You also tell them they're allowed to change the way they think about the problem, or to think about the response, based on what they've heard in their previous pairing. So it lets students kind of iterate and develop their opinions kind of as they go.

A couple of disadvantages of the technique are that it's very, very noisy. So students are speaking with each other. They're really only about a foot apart, and everyone is speaking at the same time.

STUDENT: I originally thought there was going to be an increase, but then I learned that in the 1870's, there was like, a mini ice age.

JANET RANKIN: So depending on the class, depending on the personalities, depending on the people in the class, it may not be such a great technique. But the advantage is that it really gets everybody up. It gets everybody moving, even people that are really shy.

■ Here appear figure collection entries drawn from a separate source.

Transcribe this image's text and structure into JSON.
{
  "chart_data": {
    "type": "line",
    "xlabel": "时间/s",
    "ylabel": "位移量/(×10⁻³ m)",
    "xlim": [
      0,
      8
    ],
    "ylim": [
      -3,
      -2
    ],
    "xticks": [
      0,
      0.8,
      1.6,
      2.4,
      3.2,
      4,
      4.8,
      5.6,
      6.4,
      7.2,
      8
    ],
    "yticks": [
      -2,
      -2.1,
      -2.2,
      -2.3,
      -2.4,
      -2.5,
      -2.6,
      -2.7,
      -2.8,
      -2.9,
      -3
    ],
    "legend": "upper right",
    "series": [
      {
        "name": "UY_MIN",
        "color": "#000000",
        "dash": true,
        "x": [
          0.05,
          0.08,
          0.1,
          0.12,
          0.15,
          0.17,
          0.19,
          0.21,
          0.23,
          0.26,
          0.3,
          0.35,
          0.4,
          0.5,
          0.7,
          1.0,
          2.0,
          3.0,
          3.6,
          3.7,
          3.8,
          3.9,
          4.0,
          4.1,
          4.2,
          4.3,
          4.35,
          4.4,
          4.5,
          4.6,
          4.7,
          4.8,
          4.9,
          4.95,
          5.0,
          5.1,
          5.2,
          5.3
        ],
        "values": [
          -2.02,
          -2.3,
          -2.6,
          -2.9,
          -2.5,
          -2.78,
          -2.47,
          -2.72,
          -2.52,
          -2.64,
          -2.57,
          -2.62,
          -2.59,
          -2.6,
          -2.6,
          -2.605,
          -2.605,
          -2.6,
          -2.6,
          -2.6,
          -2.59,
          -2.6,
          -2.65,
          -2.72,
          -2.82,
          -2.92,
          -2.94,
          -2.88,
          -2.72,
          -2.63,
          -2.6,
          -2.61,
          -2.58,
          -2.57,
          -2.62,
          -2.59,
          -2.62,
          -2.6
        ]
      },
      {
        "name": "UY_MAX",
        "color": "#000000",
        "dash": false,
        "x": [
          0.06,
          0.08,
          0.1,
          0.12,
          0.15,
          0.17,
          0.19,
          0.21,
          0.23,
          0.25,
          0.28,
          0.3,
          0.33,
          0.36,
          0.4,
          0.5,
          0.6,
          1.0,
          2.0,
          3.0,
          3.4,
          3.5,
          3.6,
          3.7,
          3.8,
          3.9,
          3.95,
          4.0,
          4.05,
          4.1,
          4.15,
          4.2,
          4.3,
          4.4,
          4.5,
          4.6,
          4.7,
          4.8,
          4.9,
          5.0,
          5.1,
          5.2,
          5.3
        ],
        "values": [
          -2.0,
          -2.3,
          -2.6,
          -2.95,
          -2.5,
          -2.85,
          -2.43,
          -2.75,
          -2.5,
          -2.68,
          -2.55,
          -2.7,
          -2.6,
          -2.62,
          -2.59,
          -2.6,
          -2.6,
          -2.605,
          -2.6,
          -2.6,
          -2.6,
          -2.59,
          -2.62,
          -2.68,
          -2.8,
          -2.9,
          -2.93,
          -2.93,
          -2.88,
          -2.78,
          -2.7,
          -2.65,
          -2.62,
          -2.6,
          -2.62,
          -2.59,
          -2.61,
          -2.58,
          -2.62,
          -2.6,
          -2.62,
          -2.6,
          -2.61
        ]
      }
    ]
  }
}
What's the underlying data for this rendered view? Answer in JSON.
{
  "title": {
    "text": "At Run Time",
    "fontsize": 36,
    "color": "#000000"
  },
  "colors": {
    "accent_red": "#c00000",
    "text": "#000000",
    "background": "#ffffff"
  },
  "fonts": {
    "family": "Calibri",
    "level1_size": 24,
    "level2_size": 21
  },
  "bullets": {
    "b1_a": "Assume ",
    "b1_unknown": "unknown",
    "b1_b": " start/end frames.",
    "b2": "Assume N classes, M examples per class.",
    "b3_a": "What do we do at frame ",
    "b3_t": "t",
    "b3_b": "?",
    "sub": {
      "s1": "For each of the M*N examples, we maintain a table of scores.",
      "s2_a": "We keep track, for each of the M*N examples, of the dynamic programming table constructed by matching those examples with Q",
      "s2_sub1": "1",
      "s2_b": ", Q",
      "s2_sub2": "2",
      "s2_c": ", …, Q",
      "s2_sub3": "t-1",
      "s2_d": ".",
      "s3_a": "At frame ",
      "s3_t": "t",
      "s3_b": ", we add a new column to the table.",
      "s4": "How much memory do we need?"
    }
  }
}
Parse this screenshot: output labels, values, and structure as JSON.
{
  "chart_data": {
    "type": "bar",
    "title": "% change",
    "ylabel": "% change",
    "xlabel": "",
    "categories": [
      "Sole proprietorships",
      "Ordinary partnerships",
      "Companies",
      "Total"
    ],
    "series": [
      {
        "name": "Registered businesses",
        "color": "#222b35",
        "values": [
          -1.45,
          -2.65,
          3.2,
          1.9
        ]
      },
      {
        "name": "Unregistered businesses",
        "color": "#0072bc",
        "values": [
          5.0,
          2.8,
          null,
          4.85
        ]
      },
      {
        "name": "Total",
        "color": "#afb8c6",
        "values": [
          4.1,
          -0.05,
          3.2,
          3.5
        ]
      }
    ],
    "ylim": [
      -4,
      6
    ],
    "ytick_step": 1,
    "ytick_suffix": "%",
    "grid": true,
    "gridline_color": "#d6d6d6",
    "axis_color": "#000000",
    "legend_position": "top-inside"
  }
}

There's virtually nobody that will stand there for a minute and not say anything. Even people that are extremely shy are generally willing to talk with one other person.

And since you can't hear anything about what's going on in other groups or even the instructor can't hear what's going on, it's a fairly safe conversational situation. So that is an advantage of it.

The thing I like about it the most is that it gets students up. It gives them the opportunity to formulate an argument and to listen to the argument of others and then put their opinion, or argument, or answer in the context of other answers. And it lets them hear the opinions and responses of a lot of their peers in a very short period of time.

After I finish the lightning round, I always give students a minute, or two minutes, three minutes to sort of sit down and reflect on the exercise, what they learned, if their answer changed, how it changed, why it changed.

And then we usually do a large group report out to say, I thought this going in, but I heard from so-and-so and this is what I think now. So we do a little bit of a report out.

Also because of the fact that as the instructor, since you can't hear with students are saying, you want to know if there's some big misconception that's been propagated during the activity, and you would want to address that. So the report out for that exercise can be particularly important.